While food can trigger anxiety, your brain plays an even bigger role when you start feeling stressed. 

It could be connected to having unrealistic expectations, like everything working out flawlessly. Perhaps it has to do with your finances, either because you don’t have enough, you’re spending too much, or you feel pressured to buy things you don’t find important. Even interacting with loved ones can sometimes cause stress. Here are few tips that can help with these feelings:

  1. Keep your focus on what really matters. As the holidays approach, we frequently have unrealistically high standards for ourselves and become disappointed when we fall short of them. Accept imperfection and recognize that things may not go as planned before you begin to prepare. When you start feeling overwhelmed, consider these questions:
    • What role does this play in the overall picture?
    • Can I make this situation enjoyable even though it looks unpleasant at the moment?
  2. Take time to rest. Although it seems obvious, time off is easy to overlook this time of year. Bouncing from party to party, shopping, and lengthy workdays can all result in tiredness, which exacerbates worry. Rest and sleep are therapeutic and vital to lowering stress and anxiety.
  3. Organize your budget. Spend within your means. Do not feel compelled to undertake additional tasks or take part in activities that do not complement your financial plan.
  4. Establish boundaries. Although it might be challenging, this is an essential component of handling holiday stress. Invitations that conflict with your schedule or that you don’t find pleasurable and relaxing should be declined. Plan family gatherings so you have time to bond with one another rather than rushing from house to house. To make it more manageable for everyone, consider spreading out the celebration across several days rather than just one. Be prepared for solutions that don’t work for everyone and communicate your plans frequently and early. Ask for flexibility while being flexible yourself.
  5. Eat sensibly. The lure of good food and rich desserts, changes to your routine, and the addition of mental stress can all lead to overeating, emotional eating, and other unhealthy eating behaviors. Be proactive this year by anticipating your triggers, doing all you can to keep some nutritious food around for each meal, and being cautious of your intake. Don’t indulge in a bunch of sugar, as we know causes inflammation and increases anxiety, depression, and fatigue.
  6. Plan accordingly. You can see how practical your plans truly are by writing them down. With a time management planner, you can fill in the hours with your scheduled events. By being realistic, adding travel and downtime, you’ll be able to tell if you’re trying to cram too much into your calendar. Start with your highest priorities in order to eliminate the less important activities.

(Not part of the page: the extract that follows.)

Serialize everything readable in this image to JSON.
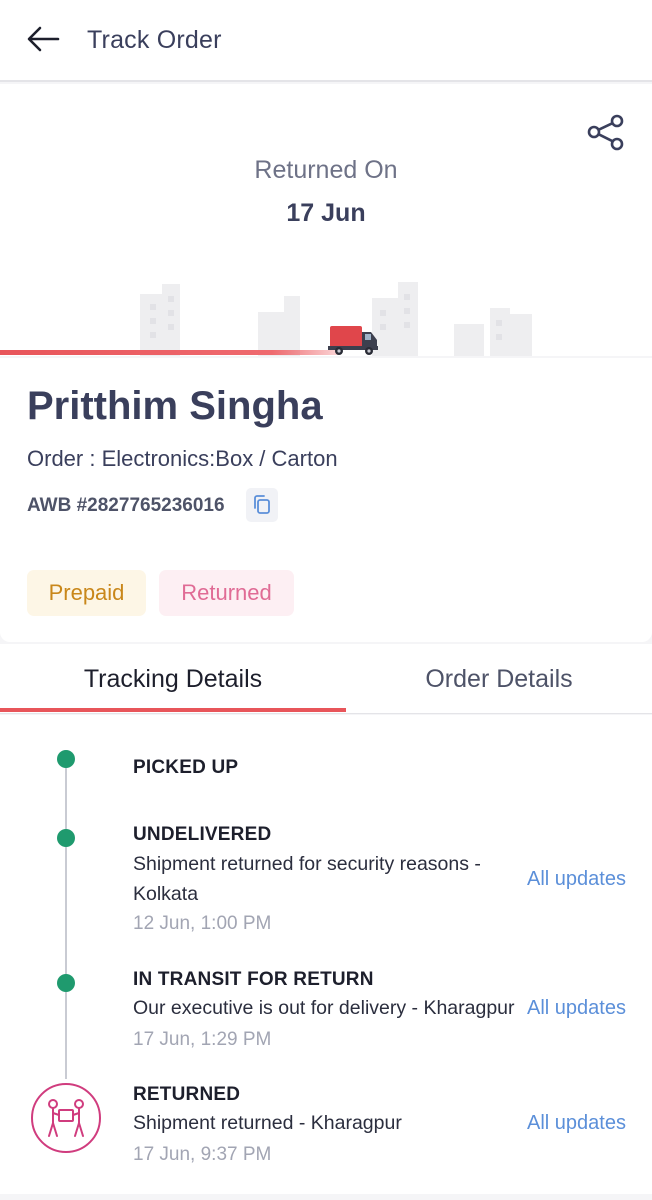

Remember to pencil in at least one thing for yourself during this time. Give yourself a break that is all yours, whether you choose to spend it reading, baking, or watching tv. Make sure it provides you with joy, whether it be for an hour or two per week.

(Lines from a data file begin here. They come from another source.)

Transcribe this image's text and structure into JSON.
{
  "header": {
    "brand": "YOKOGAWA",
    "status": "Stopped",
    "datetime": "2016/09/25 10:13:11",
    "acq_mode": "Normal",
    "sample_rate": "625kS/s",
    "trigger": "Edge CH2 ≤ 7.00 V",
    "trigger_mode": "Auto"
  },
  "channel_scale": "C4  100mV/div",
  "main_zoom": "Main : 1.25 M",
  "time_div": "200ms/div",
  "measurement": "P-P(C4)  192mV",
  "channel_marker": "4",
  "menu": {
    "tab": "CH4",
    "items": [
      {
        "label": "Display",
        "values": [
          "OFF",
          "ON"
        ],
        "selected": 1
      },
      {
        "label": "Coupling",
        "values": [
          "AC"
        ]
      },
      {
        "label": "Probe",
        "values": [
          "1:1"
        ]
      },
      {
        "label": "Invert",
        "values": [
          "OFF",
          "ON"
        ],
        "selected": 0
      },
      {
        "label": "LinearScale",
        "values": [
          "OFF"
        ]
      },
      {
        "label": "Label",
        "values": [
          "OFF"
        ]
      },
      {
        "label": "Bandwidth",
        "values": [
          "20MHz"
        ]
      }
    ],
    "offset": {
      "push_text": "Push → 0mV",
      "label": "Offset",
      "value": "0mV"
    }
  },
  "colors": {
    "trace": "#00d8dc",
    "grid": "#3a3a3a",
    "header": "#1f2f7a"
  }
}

Don’t forget to add in de-stress methods that are most effective for you, such as taking a quick walk outside, a music break, or deep breathing. Take breaks throughout the day to recharge. Permit yourself to prioritize you.

 

Conclusion

While it’s customary to focus on others around the holidays, it’s even more crucial to make time for yourself during periods of high stress. Instead of asking yourself “Why do I get stressed when I’m on holiday?”, try finding the root of this anxiety and address that. Avoid making things worse by eating too much sugar and remember to focus on the grand scheme of things, rather than minute inconveniences. I hope you have a wonderful start to the new year! May this holiday season bring you happiness, health, and hope.